We wandered through the French halls with the appropriate oohing and aahing, though I was consistently terrified by the baby Jesuses and their tiny, Danny DeVito faces (not a sacrilegious statement as artists once depicted Jesus as a grown adult in a baby’s body because of his holiness. Boom, art fact). Being from the deep South and having some familiarity with religious iconography, I was absolutely floored by the amount of paintings and sculptures and pieces of jewelry there were depicting Mary with the infant Jesus and the Crucifixion. Like, wow.
Bumping (read as: throwing) arms and elbows, we make our way through the galleries and finally to the Mona Lisa. Well, we tried. The whole of the room was stuffed to the gills with people trying to grab a selfie (I’m not going to judge). One guy had a selfie stick out (again, not going to judge as we have one, too) and when one of the room attendant’s told him to stow it, he got sassy and was escorted from the room. It was all too much for me and Lisa, so we decided to grab a postcard of that famous smile and selfie with that later.
Once we were all-Louvred out, it was nap time (like I said, old lady here).

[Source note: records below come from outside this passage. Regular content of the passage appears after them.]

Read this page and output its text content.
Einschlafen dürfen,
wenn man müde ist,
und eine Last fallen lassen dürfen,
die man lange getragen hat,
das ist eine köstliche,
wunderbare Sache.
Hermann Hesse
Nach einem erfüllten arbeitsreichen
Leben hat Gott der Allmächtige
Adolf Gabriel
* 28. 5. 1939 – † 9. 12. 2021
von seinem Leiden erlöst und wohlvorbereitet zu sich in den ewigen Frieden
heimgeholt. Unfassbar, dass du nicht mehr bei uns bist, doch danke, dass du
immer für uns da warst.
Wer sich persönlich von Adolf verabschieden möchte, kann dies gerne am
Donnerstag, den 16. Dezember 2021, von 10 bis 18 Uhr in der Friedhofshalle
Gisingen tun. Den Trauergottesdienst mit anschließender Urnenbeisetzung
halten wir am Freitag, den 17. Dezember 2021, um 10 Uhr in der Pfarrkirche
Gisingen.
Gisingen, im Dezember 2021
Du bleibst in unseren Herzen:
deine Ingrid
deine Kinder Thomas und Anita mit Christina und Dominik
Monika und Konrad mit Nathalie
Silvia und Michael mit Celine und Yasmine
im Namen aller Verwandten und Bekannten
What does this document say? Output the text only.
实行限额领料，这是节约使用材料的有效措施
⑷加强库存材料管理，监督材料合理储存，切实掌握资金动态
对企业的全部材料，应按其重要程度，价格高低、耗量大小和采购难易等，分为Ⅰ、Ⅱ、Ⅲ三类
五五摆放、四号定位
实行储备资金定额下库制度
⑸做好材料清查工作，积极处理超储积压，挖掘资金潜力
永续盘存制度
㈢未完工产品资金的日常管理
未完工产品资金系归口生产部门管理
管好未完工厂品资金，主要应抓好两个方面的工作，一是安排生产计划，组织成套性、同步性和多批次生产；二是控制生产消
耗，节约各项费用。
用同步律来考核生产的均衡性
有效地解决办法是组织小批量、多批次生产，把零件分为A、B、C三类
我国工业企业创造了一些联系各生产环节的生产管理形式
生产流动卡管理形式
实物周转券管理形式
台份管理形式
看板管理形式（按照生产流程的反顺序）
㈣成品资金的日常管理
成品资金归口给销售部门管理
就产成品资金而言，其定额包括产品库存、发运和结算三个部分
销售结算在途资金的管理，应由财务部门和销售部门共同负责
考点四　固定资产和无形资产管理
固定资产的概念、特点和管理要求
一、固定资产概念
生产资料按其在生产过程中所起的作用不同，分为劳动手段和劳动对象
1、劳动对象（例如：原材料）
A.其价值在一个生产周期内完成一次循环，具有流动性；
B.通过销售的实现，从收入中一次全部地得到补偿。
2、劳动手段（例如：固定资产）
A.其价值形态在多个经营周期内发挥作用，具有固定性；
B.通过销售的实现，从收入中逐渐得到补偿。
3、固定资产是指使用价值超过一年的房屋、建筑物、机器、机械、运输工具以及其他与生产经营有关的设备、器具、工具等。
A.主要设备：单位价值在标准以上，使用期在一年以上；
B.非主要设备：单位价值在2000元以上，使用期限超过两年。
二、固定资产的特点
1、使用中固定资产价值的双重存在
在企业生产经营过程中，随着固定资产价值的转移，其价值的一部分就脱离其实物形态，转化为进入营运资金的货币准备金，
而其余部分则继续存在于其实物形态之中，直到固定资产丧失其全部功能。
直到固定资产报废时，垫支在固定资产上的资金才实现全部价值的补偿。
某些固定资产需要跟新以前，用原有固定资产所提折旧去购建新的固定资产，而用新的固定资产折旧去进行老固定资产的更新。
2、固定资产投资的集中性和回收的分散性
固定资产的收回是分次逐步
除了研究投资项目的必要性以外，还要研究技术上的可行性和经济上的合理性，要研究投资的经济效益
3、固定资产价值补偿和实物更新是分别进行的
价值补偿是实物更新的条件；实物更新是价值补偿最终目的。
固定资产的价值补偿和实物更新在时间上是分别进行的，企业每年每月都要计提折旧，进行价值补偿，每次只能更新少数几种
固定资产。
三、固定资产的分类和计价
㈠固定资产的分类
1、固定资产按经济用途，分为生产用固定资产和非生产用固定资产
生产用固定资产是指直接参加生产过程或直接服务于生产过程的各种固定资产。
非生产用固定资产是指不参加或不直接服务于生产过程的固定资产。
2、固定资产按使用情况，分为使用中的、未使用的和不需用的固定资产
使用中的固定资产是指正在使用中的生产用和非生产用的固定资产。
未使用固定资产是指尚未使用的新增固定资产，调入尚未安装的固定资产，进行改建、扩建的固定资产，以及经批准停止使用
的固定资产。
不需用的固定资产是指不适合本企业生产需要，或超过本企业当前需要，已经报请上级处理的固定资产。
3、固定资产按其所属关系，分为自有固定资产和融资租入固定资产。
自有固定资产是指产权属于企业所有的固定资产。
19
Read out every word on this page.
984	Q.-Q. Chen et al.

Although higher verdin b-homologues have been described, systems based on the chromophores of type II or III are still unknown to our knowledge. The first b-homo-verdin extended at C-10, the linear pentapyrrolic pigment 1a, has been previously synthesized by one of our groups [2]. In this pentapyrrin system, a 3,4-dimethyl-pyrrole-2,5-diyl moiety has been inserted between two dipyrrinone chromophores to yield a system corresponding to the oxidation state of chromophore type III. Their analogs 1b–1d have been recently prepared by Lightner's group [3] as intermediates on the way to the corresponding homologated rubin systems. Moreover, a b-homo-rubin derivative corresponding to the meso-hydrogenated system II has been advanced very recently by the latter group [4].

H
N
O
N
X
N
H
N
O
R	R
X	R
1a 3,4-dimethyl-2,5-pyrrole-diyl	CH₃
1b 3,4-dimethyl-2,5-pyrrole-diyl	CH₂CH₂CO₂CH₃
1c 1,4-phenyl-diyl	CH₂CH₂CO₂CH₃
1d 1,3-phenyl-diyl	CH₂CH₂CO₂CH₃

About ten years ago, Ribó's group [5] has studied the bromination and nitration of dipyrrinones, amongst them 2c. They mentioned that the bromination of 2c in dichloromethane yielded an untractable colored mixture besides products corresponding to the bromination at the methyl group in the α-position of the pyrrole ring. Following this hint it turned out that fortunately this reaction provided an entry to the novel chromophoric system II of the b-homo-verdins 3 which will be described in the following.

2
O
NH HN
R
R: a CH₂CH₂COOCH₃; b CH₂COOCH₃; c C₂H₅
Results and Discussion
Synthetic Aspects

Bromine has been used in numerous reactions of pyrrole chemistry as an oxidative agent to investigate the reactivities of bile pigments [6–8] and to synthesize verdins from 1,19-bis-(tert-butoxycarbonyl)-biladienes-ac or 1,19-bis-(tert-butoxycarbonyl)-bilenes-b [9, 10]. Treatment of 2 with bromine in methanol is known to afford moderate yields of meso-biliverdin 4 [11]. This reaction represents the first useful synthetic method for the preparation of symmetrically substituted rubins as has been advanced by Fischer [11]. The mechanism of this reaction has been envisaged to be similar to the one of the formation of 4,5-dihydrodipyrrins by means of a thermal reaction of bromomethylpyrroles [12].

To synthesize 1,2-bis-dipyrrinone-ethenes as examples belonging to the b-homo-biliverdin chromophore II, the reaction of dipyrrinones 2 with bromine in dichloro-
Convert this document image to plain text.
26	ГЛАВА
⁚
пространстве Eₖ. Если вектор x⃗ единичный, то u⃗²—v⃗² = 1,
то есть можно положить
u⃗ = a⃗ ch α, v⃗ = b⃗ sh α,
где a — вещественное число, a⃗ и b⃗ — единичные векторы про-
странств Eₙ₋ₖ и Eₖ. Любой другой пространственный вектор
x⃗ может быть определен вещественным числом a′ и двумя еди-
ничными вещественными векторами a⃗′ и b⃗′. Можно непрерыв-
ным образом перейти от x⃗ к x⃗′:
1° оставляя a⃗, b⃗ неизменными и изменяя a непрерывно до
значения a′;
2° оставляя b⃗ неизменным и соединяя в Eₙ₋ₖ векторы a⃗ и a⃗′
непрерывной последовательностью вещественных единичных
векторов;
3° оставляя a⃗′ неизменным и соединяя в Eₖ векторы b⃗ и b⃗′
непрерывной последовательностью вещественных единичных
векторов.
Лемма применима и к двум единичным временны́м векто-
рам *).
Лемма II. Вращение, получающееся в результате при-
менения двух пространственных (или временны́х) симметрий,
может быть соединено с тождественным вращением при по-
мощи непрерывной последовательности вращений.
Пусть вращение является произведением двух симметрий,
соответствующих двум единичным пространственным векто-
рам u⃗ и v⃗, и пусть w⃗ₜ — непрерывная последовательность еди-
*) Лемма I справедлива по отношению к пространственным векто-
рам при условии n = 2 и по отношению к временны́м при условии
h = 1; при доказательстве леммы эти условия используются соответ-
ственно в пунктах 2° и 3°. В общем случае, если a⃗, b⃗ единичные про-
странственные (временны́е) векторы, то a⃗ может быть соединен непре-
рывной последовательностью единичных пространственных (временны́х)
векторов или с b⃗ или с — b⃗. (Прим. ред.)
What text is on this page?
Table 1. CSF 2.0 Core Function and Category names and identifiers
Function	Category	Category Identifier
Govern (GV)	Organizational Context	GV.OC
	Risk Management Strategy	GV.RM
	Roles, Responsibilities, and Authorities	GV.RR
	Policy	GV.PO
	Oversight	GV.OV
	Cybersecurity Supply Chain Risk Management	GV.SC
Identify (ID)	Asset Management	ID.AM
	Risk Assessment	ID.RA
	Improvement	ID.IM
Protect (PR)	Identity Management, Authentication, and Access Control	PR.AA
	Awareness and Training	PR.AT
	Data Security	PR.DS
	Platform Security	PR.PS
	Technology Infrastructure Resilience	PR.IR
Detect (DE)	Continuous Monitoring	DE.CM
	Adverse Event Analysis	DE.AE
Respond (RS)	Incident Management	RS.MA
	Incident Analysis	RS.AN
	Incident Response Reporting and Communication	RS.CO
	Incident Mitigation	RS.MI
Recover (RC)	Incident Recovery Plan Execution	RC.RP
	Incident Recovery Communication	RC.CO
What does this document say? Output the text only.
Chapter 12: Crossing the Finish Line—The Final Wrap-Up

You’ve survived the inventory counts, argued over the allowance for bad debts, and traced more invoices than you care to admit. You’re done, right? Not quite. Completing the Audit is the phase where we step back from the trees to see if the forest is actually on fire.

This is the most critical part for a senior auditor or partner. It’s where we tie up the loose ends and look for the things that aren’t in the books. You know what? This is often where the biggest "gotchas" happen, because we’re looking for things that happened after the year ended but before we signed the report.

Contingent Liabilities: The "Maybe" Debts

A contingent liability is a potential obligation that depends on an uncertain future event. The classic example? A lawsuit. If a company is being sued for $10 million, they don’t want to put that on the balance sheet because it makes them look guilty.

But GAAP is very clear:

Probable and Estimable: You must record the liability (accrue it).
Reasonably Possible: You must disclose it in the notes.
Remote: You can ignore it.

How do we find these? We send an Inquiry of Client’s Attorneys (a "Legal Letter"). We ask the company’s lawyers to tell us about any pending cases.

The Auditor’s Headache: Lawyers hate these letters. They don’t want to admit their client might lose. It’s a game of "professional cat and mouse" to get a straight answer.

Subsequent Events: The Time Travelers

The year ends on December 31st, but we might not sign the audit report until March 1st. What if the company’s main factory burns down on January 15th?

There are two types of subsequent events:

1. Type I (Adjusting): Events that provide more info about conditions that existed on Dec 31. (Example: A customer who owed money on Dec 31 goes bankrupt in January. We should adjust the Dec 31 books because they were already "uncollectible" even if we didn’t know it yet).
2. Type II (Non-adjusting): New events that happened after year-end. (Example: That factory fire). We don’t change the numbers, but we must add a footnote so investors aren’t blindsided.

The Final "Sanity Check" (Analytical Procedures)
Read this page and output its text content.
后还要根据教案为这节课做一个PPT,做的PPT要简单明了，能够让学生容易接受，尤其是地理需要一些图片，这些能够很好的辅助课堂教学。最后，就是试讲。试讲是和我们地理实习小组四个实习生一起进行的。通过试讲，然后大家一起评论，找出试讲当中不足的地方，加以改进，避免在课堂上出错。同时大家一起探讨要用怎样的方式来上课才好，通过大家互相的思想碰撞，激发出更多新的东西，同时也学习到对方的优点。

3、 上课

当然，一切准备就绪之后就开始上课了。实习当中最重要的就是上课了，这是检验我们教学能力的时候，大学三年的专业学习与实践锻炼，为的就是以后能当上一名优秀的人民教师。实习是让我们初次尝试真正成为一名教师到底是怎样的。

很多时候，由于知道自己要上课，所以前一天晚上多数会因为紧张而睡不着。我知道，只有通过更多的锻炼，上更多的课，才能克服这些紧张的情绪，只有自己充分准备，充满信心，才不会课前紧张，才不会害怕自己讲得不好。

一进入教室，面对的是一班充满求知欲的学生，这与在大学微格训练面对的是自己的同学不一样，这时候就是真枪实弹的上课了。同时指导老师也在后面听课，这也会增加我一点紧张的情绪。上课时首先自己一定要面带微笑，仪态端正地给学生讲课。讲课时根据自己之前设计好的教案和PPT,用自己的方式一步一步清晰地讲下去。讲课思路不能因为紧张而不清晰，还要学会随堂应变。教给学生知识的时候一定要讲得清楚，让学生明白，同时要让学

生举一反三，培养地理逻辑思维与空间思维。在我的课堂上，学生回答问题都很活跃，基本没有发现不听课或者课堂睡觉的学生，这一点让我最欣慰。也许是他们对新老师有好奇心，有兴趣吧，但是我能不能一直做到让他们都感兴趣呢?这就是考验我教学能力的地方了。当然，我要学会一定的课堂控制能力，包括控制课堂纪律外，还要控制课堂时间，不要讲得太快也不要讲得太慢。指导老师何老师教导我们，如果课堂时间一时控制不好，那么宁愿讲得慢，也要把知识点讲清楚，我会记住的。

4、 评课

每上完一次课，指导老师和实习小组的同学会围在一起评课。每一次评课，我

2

I’m proud of us for getting back up and walking to a bookstore for coffee. Only we didn’t get there either. When we were looking at the Notre Dame I was interrupted by one of those street artists who wanted to sketch my picture. He was a charming Italian. We flirted and laughed while his helper and another artist threw in their comments, drawing big laughs from the other people who work that area. People watched. An elderly woman took my photo as I sat getting a sunburn at 8 in the evening. While there were some funny moments in which I got to stretch out my French, the end of this story is me getting a proper Italian goodbye (a kiss on each cheek) and scoring a number. I decided not to call him. Instead, I had dinner, bought a great new book, went home, and worked. Because I’m allowed to do that. I am smart, beautiful, and driven. I’m in Paris. I can do whatever I want and be proud of who I am.